Thursday, June 14, 2012

Review: Mass Effect – Grunt

No good action figure line feels complete without a “big guy”. Wisely, Grunt was selected as part of the first wave of Mass Effect figures from Big Fish Toys. The “big guy” can often end up clunky and awkward, which wouldn’t reflect this genetically engineered Krogan super-soldier’s youth and agility. Yes, he’s basically the Krogan Captain America. Read the review to see how this piece of plastic lives up to its namesake.

This is the third review for one of Big Fish Toys’ Mass Effect figures. I’m not going to spend a lot of time on the packaging. As with the others, it’s the standard “good, not great” generic Series I packaging with a sticker on the front to let you know that you have Grunt.

I think most people will be happy with the sculpt on Grunt. Compared to the rest of the line, he’s a huge hulking menace, just like any good Krogan should be. The head sculpt is great, and once again Big Fish Toys has done a great job on the eyes. The crest, ridges, scales, all look nice. I think the color might be a little rich compared to the video game, but I may be remembering wrong. The armor looks screen-accurate and the boots are well shaped.

Big Fish Toys has again included a single accessory. It’s a large and imposing M-300 Claymore shotgun. It looks like it could do some serious damage, which (in the game, anyways) it can. Great paint apps with some nice weathering and a good sculpt. My only complaint is that it’s not terribly screen accurate. It looks the part, but the fin on the back is a little longer than it should be, and there should be a “300” on it. Am I being harsh? First, they spoiled me with great weapons on the other figures, so now I have high expectations. Second, when I only get one accessory, it had better be a damned good accessory.
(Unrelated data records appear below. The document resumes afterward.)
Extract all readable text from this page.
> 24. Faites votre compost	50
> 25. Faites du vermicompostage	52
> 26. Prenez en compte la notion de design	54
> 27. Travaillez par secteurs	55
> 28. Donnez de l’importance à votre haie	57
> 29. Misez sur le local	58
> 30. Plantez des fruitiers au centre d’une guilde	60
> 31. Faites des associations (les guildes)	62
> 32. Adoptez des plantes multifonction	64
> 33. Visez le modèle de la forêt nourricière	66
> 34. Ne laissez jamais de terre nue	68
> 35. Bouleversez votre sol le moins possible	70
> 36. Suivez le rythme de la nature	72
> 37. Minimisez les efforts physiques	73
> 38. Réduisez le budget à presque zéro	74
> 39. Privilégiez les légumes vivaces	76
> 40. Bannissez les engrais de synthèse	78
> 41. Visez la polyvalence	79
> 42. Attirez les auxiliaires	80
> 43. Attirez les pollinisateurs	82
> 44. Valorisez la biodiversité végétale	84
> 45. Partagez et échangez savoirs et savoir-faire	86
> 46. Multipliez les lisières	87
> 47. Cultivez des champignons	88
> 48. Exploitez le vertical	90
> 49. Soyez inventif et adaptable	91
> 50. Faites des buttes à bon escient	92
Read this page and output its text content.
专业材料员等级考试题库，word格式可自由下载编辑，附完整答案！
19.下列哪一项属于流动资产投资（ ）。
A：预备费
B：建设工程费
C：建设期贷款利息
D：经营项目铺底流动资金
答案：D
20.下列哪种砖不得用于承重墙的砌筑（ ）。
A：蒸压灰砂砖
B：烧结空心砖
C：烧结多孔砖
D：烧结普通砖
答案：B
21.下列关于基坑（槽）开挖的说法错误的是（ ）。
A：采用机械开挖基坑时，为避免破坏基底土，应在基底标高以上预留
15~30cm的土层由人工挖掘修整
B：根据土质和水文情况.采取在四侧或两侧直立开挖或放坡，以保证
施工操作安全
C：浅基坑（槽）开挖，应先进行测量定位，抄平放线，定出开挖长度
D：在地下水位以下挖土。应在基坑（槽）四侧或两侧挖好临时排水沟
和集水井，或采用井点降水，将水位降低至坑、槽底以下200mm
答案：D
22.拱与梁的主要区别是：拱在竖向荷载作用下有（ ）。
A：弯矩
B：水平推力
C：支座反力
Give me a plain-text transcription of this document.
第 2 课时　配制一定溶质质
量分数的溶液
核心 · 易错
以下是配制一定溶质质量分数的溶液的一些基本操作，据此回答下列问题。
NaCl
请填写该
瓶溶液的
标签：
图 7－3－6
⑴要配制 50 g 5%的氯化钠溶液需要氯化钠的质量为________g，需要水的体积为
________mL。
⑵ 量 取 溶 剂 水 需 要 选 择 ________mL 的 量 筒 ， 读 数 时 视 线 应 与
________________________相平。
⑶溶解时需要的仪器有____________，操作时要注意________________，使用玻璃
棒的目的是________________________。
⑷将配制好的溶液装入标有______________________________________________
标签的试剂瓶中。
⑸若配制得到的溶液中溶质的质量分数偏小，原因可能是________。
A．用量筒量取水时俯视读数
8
The articulation on Grunt is (like the other Mass Effect figures) there, but once again hindered. The upper arms run into issues with the armor. The lower legs don’t have a whole lot of maneuverability, but I’m actually ok with them. Unlike the other figures I’ve opened so far, Grunt doesn’t seem to be designed with a particular pose in mind. This wouldn’t be so much of an issue if his upper body was more flexible. Unfortunately, he can’t hold his shotgun with both hands very well. Even for a Krogan super-soldier, an M-300 Claymore is really a two-handed weapon.

Once again, you’re left in a “like it or leave it” situation with Grunt, as the chances that we’ll ever see another are extremely slim to none. On his own, I may be inclined to pass, but as a part of the Mass Effect crew, c’mon, you gotta have a Grunt!